The snail-radar dataset addresses the need for large-scale, multi-platform 4D radar SLAM benchmarks by collecting 44 sequences across 8 routes on handheld, e-bike, and SUV platforms under diverse weather and lighting. It provides TLS-based, forward/backward reference trajectories and a cascaded pose graph optimization framework to produce accurate full trajectories, with a robust synchronization pipeline aligning all sensors to GNSS time. The work also delivers rich baselines by evaluating recent radar odometry and place recognition methods, revealing current methods’ drift and robustness gaps, and highlighting the dataset’s value for SLAM and place recognition research as well as potential neural 3D reconstruction benchmarking. This dataset thus offers a practical, open resource for rigorous radar-based localization and mapping evaluation in challenging real-world conditions, enabling researchers to quantify performance, reproduce results, and drive improvements.

Abstract

4D radars are increasingly favored for odometry and mapping of autonomous systems due to their robustness in harsh weather and dynamic environments. Existing datasets, however, often cover limited areas and are typically captured using a single platform. To address this gap, we present a diverse large-scale dataset specifically designed for 4D radar-based localization and mapping. This dataset was gathered using three different platforms: a handheld device, an e-bike, and an SUV, under a variety of environmental conditions, including clear days, nighttime, and heavy rain. The data collection occurred from September 2023 to February 2024, encompassing diverse settings such as roads in a vegetated campus and tunnels on highways. Each route was traversed multiple times to facilitate place recognition evaluations. The sensor suite included a 3D lidar, 4D radars, stereo cameras, consumer-grade IMUs, and a GNSS/INS system. Sensor data packets were synchronized to GNSS time using a two-step process including a convex-hull-based smoothing and a correlation-based correction. The reference motion for the platforms was generated by registering lidar scans to a terrestrial laser scanner (TLS) point cloud map by a lidar inertial sequential localizer which supports forward and backward processing. The backward pass enables detailed quantitative and qualitative assessments of reference motion accuracy. To demonstrate the dataset's utility, we evaluated several state-of-the-art radar-based odometry and place recognition methods, indicating existing challenges in radar-based SLAM.
Paper Structure (16 sections, 1 equation, 4 figures, 8 tables, 1 algorithm)
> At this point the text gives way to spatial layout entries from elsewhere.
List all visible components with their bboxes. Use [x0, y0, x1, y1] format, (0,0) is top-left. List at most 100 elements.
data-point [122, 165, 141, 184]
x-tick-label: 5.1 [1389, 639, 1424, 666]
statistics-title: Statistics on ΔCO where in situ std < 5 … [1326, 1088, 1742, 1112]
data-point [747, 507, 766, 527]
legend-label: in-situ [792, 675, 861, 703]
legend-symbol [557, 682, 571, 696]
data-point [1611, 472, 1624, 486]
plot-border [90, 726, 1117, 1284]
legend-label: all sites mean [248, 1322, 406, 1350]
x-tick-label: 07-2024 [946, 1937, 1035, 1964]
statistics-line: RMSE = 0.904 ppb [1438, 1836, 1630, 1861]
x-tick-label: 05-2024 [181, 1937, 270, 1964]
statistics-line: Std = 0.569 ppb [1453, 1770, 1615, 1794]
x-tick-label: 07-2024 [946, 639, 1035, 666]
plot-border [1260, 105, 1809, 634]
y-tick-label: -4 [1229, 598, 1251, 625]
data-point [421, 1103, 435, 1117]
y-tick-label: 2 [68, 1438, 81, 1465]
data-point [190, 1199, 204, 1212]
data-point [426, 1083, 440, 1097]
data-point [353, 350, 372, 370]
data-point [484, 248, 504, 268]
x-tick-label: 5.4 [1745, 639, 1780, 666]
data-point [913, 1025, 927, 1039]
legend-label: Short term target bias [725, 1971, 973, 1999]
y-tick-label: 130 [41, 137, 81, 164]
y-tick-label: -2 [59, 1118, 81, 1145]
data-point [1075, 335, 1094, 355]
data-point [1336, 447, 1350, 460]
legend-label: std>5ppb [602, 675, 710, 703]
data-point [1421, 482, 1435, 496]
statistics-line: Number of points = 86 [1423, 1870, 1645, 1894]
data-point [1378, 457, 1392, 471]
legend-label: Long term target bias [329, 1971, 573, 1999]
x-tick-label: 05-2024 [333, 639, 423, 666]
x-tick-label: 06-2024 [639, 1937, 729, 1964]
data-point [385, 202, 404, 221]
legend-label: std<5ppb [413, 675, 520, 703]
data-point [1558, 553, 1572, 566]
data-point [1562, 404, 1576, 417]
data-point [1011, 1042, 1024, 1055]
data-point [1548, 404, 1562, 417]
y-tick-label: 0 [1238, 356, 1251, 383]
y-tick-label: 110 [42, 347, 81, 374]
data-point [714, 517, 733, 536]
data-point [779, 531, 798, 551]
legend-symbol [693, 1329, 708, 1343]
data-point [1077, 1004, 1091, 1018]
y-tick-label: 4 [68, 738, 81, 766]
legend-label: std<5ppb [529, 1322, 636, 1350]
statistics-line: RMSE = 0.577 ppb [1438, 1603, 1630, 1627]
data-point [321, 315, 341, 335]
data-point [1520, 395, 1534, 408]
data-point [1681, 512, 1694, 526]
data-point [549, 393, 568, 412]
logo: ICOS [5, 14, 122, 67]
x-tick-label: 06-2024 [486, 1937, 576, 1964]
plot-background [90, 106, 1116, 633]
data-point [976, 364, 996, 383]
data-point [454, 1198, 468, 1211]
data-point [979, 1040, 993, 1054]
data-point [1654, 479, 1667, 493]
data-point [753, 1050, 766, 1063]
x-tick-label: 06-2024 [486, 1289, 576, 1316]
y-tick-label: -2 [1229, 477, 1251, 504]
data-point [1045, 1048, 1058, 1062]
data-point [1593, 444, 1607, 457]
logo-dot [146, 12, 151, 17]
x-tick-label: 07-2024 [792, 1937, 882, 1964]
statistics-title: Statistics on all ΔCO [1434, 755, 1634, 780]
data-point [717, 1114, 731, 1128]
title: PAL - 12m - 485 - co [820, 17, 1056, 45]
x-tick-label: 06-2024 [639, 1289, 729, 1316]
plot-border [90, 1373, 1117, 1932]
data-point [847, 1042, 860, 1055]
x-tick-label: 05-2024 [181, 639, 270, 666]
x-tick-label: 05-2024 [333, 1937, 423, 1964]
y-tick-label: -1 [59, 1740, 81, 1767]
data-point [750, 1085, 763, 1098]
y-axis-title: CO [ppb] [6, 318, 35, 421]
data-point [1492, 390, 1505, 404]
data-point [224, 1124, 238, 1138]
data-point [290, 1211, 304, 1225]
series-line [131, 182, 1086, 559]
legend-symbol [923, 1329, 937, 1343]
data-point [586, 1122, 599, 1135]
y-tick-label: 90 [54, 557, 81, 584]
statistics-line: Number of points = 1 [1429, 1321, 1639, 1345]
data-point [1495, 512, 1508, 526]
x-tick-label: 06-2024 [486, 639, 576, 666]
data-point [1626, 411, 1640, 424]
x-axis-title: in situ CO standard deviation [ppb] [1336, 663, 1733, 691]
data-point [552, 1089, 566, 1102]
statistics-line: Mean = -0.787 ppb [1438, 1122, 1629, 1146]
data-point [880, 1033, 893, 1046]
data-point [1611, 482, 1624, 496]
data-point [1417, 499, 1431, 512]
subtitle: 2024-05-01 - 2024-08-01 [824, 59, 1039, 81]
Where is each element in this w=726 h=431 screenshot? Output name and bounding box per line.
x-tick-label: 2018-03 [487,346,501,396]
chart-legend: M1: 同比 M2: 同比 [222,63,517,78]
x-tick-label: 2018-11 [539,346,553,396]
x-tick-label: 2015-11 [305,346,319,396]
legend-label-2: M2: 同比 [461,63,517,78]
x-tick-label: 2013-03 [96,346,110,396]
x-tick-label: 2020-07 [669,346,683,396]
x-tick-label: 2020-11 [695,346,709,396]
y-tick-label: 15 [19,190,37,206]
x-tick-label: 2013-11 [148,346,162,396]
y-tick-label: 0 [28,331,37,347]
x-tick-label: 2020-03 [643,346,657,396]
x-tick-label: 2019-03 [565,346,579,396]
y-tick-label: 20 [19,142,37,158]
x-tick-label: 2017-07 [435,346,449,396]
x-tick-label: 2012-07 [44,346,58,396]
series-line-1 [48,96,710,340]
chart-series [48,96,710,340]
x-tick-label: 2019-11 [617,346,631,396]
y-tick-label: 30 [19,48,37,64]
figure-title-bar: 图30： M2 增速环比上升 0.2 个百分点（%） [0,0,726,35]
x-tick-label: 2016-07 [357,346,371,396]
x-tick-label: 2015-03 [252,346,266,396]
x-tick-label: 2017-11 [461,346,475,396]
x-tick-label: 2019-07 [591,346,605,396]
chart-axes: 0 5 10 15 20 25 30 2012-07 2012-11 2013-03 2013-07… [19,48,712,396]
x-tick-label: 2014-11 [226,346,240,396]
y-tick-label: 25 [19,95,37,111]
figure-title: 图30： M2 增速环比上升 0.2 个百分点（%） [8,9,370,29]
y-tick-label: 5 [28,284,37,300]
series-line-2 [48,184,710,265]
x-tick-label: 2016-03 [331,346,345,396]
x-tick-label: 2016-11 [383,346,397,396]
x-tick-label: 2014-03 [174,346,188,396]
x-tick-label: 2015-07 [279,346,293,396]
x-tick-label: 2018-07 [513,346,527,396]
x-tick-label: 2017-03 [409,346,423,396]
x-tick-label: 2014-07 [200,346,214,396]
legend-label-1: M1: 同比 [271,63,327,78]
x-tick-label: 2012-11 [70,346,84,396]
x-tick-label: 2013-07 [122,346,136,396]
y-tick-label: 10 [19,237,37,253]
This paper contains 16 sections, 1 equation, 4 figures, 8 tables, 1 algorithm.

Figures (4)

  • Figure 1: (Top) The schematic of the millimeter wave radar's mechanism, as in a typical 4D radar by Texas Instruments (TI) iovescuFundamentalsMillimeterWave2017. PA: power amplifier, BPM: binary phase modulation, LNA: low noise amplifier, IF: intermediate frequency, ADC: analog-to-digital converter, DSP: digital signal processor, AMP: amplifier. (Bottom) The simplified radar point cloud generation pipeline from the ADC samples. CFAR: constant false alarm rate. The math symbols are explained in the main text.
  • Figure 2: The routes used for data collection in our dataset. The top plot shows four routes: the basketball court (yellow), the starlake (pink), the software school (brown), and the starlake tower (blue). The bottom plot shows the other four routes: the info arts and engineering faculty (pink), the info and arts faculty (yellow), the August 1 road (blue), and the info faculty (brown). We slightly offset the paths for clarity.
  • Figure 3: The sensor rig on three platforms and the coordinate frames of the sensors. The Thinkpad P53 laptop and the bundle of cables are concealed in a waterproof bag.
  • Figure 4: The translation (a, c) and rotation (b, d) differences between the forward (or backward) localization and their averages are shown for the e-bike sequences 20231105/4 (a, b) and 20231105_aft/4 (c, d). These two sequences exhibit the largest maximum translation deviations among all sequences in the dataset.